CONFÚCIO, O BIANCO II

Por Artur Quintela

 OPINIÃO

Já faz tempo que a população da capital foi à frente do Tribunal Regional Eleitoral com cartazes alusivos à “demissão” do Governador Bianco, que conquistara a antipatia popular em virtude das demissões impensadas do funcionalismo público.

Mas não tanto tempo para que se tenha perdido na memória popular.

 

Agora é a vez do revanchismo através do Governador Confúcio. Revanchismo que ficou notório quando atacou de vez os funcionários de carreira (?) se assim pode-se chamar os que, concursados, lutam verdadeiramente para manter o Estado funcionando.

Sim, a afirmativa parece-me a mais correta, já que os ditos cargos comissionados (CDS) “vendidos” na campanha não trazem para o bojo governamental pessoas verdadeiramente comprometidas com o bem estar do Estado e sua população. Os “comissionados” sabem – com certeza – que sua situação é transitória. Apenas enquanto durar o governo que os nomeou, ou menos disso, até. Então… para que esforçar-se? Fazer (mal-feito) já está bom demais.

 

Já os concursados têm zelo pelo que fazem. Seu mister é levar ao cidadão o atendimento ideal, do jeito que querem ser atendidos.

Verdade é – diga-se de passagem – que em um estado (ex-Território federal) onde muitos funcionários públicos são do quadro da Federação a folha de pagamento não é assim tão extensa quanto se quer fazer pensar, exceto, é claro, pelos ditos CDS.

 

O que Confúcio fez agora com os funcionários (estaduais) que labutam incansavelmente, nas linhas de frente, no Shopping Cidadão, é, no mínimo, imoral.

Confúcio tirou-lhes as gratificações de função. Fez ardilosamente. Juntou alhos e bugalhos. Transferiu o quadro que pertencia à CGAG (Coordenadoria Geral de Apoio à Governadoria) – diretamente ligada ao Palácio do Governo – para a SEAS (Secretaria de Estado de Ação Social) e, dessa forma, suprimiu as gratificações.

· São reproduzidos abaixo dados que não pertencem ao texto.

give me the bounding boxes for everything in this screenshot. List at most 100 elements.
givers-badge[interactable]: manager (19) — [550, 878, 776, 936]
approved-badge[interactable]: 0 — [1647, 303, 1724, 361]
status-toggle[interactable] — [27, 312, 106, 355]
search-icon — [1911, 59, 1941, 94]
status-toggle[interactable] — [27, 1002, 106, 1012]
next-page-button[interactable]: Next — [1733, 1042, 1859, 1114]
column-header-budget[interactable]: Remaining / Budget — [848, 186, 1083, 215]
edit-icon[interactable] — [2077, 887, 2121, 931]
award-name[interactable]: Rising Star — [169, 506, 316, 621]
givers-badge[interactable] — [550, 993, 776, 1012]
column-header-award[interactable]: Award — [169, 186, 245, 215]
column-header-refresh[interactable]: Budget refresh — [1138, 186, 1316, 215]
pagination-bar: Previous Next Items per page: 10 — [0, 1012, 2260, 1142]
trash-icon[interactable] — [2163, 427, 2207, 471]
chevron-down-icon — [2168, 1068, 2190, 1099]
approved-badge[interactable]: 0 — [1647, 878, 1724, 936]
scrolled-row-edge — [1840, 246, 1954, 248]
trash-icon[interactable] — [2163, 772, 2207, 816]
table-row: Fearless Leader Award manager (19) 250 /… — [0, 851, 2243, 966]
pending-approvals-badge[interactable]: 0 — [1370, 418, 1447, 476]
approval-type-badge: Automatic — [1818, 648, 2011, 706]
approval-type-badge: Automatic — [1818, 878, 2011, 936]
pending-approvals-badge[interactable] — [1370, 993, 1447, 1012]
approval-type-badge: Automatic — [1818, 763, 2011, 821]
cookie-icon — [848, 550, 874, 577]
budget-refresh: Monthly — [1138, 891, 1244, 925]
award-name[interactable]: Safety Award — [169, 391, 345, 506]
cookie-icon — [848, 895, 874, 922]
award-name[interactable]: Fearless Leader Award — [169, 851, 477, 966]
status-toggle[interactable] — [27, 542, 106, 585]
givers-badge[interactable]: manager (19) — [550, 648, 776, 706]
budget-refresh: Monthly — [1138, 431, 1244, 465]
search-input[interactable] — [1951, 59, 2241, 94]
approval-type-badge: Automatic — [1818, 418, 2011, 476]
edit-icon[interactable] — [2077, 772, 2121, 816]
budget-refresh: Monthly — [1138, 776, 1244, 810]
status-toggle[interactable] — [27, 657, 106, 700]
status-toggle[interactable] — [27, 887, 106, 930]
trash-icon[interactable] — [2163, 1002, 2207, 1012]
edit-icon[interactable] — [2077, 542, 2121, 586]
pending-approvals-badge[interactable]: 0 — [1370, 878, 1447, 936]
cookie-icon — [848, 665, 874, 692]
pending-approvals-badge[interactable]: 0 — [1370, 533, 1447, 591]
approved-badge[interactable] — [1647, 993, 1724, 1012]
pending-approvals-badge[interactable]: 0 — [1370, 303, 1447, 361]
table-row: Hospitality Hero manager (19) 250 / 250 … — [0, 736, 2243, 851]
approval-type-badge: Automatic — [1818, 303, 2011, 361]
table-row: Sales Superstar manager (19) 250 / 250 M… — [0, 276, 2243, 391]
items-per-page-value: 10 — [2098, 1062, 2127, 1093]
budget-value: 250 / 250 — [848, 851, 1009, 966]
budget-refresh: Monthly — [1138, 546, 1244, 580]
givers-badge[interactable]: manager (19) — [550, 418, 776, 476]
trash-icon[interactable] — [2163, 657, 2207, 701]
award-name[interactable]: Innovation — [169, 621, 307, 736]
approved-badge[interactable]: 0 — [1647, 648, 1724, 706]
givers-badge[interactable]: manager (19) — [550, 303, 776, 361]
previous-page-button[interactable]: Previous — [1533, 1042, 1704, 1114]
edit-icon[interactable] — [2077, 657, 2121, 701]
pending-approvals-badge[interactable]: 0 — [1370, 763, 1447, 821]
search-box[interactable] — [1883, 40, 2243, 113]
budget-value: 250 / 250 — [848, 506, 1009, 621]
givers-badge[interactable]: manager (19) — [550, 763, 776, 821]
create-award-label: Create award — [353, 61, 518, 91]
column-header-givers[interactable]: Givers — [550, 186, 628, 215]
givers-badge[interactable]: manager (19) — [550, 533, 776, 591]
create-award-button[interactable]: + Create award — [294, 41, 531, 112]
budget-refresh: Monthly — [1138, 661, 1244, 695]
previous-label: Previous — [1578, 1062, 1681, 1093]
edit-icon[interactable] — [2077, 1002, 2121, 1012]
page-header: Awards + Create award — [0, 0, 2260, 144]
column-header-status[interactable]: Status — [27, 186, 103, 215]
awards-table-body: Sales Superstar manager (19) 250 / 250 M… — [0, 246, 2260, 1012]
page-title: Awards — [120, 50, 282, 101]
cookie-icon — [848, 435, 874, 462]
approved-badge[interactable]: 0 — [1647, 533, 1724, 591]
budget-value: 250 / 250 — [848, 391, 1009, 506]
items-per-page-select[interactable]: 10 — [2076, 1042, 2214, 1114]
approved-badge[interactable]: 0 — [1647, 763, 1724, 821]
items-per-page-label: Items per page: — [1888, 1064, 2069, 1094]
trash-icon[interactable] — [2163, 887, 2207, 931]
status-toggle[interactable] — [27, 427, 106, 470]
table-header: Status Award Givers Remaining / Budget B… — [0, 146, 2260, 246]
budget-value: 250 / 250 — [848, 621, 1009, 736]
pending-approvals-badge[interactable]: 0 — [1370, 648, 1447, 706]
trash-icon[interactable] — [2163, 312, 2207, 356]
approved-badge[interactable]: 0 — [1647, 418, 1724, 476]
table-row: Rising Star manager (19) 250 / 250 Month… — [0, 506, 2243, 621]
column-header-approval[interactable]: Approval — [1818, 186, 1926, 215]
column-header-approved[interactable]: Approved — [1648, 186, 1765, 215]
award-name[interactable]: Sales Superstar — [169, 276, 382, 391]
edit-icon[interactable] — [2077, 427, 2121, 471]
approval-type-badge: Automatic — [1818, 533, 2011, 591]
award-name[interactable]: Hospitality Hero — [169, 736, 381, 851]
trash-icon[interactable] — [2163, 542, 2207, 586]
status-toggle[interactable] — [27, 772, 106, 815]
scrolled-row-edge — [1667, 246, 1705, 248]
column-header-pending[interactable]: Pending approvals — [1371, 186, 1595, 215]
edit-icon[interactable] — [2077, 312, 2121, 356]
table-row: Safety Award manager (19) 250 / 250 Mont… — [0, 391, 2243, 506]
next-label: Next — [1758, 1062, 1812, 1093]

Se o populismo pode achar que os cargos ali ocupados não merecem a dita gratificação, é bom lembrar que o quadro atual do Estado de Rondônia não contempla os técnicos de nível médio com salários compatíveis com as funções desempenhadas. A maioria absoluta – afirmo com conhecimento de causa – tem salário base inferior ao salário mínimo. Ou seja, se não tiverem a gratificação referida passam a perceber uma complementação para que seu rendimento bruto atinja o mínimo permitido por lei (Hoje, 675,00). Com os descontos naturais (INSS e Plano de Saúde) o líquido fica pouco acima dos trezentos reais por mês. Quero ver quem se atreve a permanecer numa situação dessa.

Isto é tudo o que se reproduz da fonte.